Eventually Bob and Jerry and I bushwhacked across the ditch and after a few tries of heading into very thick brush we were able to get all three of us and the bike out to the north-south trail on the west side of the ditch. At that point we planned to split up to cover more terrain. My hunch had me thinking he was either in the thick woods west of the trail where we were, or in the deep swamp west of the water tower and north of Neptune Drive. I biked south (while Bob and Jerry headed north) and decided I would look for areas that were the ATV tracks from the previous days searching weren’t found. This took me along the retention ponds on the North side of Neptune Drive. Along that section I somehow entered into an area of bees, but only picked up one sting from one that had crawled into my shirt. My plan was to follow the treeline and fence west along the edge of the retention ponds and then hop the fence and follow a sparse trail on the north side back to my bike and then I’d meet up with Bob and the other team members.

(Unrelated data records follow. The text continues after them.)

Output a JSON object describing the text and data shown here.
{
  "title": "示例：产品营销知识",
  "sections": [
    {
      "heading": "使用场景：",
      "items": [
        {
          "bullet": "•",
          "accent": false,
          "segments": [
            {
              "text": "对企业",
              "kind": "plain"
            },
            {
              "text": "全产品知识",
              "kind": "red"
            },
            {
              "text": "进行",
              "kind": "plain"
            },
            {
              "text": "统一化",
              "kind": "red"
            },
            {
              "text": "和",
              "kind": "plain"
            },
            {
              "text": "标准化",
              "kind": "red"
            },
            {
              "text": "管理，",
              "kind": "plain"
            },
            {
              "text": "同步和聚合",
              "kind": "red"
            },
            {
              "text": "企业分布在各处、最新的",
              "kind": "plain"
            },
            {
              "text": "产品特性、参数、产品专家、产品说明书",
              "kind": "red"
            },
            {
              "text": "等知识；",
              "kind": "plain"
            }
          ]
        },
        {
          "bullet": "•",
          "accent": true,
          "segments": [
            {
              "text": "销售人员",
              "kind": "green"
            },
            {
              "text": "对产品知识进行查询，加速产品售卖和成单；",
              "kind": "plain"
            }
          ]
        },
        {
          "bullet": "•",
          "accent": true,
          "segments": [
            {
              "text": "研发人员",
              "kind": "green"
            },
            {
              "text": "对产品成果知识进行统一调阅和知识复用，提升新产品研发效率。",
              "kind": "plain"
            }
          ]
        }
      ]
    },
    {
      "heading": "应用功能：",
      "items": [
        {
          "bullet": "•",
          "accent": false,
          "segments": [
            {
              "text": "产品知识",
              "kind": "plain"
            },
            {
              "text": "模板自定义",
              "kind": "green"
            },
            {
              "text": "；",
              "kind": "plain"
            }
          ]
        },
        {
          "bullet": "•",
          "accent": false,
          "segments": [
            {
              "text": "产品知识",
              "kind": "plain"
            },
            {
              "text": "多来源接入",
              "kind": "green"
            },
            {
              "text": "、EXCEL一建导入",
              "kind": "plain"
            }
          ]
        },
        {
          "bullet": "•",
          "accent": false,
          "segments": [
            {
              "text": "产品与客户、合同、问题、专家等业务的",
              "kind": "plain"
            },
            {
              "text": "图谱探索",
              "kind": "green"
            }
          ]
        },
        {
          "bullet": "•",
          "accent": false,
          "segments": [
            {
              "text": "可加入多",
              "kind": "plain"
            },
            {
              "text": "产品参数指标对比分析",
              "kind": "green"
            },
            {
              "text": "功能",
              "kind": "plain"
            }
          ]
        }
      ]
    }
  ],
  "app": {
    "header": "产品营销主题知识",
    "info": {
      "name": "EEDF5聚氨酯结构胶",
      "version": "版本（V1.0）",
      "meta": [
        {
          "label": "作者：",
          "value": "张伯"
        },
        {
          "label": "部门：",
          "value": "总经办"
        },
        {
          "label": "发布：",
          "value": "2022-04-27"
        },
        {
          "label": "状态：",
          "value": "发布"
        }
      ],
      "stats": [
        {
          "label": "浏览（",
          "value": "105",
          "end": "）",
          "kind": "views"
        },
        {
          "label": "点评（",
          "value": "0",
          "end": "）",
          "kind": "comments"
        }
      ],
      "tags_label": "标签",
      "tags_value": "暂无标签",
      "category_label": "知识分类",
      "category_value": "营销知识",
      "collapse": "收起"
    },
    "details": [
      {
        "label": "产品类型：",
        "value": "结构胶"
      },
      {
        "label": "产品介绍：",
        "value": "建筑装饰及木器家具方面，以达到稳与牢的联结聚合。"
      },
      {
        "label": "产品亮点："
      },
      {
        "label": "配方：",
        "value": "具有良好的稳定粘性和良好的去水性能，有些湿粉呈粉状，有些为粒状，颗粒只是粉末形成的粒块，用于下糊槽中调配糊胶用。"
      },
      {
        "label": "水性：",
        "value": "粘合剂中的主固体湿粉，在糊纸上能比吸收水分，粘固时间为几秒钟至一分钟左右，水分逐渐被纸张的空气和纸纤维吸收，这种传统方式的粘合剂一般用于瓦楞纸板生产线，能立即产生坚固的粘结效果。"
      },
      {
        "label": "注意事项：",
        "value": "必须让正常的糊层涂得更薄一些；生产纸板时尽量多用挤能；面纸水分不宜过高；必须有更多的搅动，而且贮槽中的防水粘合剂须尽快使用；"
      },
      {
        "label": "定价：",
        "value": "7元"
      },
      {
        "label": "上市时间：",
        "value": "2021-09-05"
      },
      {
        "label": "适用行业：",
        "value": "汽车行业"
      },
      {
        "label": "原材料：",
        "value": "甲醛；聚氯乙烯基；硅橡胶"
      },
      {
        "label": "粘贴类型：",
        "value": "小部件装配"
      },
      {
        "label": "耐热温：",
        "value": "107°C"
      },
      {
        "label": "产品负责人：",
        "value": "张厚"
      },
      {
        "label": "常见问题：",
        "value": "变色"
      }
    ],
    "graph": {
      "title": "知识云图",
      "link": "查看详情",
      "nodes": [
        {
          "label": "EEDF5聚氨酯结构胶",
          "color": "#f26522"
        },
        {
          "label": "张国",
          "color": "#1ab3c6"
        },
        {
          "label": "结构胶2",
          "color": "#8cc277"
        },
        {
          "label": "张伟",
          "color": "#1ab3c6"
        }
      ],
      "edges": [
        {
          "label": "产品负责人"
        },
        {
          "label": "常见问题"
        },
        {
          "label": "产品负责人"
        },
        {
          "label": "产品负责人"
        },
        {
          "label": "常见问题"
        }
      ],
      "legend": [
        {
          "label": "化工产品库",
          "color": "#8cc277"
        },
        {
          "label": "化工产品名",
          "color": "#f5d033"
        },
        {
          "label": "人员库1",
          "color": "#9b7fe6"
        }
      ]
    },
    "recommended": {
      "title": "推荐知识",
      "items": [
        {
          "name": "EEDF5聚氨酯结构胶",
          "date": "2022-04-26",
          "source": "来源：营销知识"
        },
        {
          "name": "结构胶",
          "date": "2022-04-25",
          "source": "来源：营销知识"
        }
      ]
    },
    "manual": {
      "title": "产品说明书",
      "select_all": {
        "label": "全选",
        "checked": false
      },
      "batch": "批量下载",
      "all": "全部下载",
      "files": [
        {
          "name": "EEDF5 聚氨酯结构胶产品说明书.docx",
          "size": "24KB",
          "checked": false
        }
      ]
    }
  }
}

It was extremely thick where I jumped the fence and it took me a few minutes to bushwhack my way to a more open area northeast of the fence corner. From there I was stopping about every 20-30 feet and listening for the signs of a body – the buzzing of flies and the sounds of carrion birds. My plan was to take the indistinct trail back through the woods to where I had dropped my bike. It was at this point I head the splash coming from within the Bayhead and I called out “hello”. I was immediately greeted by a series of “help!” calls. At this point I though another rescuer might be back in the swamp area and had found the body and was calling for help. I called “are you looking for Eddie?” and heard back “I am Eddie”. I had been walking (quickly) in the direction of the voice – trying not to make so much noise that I would not be able to hear the voice. I yelled back – “Stay there – I’m coming” and immediately broke into a full run directly into the swamp. We called out – “Can you see me?” and basically kept shouting until I came upon him about 100-150 meters back in about thigh deep water, The swamp was extremely thick at this point and was extremely tough to move through. I first checked his condition which was surprisingly good – he was tired and thirsty – covered in scratches and bites – but was lucid and standing. He asked me if I could help him find his way out of the swamp and I said sure. He was heading East which would have taken him much deeper into the swamp – we wanted to head south to get him out. At the same time I had the phone out and was calling 911. I had some frustration with the 911 operator who kept wanting an intersection to send rescue crews to. I eventually convinced her to send the crews to the UCF observatory and told her to please ask them to turn on their sirens so we could use them to keep our south bearing. When Eddie had seen my phone – he immediately asked to call his wife who he said would be worried and probably angry with him. I dialed his number and handed him the phone and he had a tearful conversation with what I think was his son on the other end.

We fought our way out of the swamp (Eddie mostly on his own power) and as we emerged the rescue crews were coming towards us from the road. Eddie was relieved to see an actual trail and despite being very thirsty and hungry he was eager to get out of the woods and actually led the entire crew out – jogging the last little bit to the ambulance. After he was safely in the ambulance I jogged back to get my bike and the rest of my team – who had already heard the news by the time I got to them. We headed back over to the rescue trucks where the press was waiting (they were fast) and showed the folks the details of the rescue.

Eddie had been in the woods from Thursday at noon, till the next Monday at 11 Am when he was found. He survived by staying low in the water of the swamp – keeping cool and preventing further dehydration. He had drunk the swamp water and eaten berries to survive. I was elated to have found him alive and OK – it was one incredible tale of survival.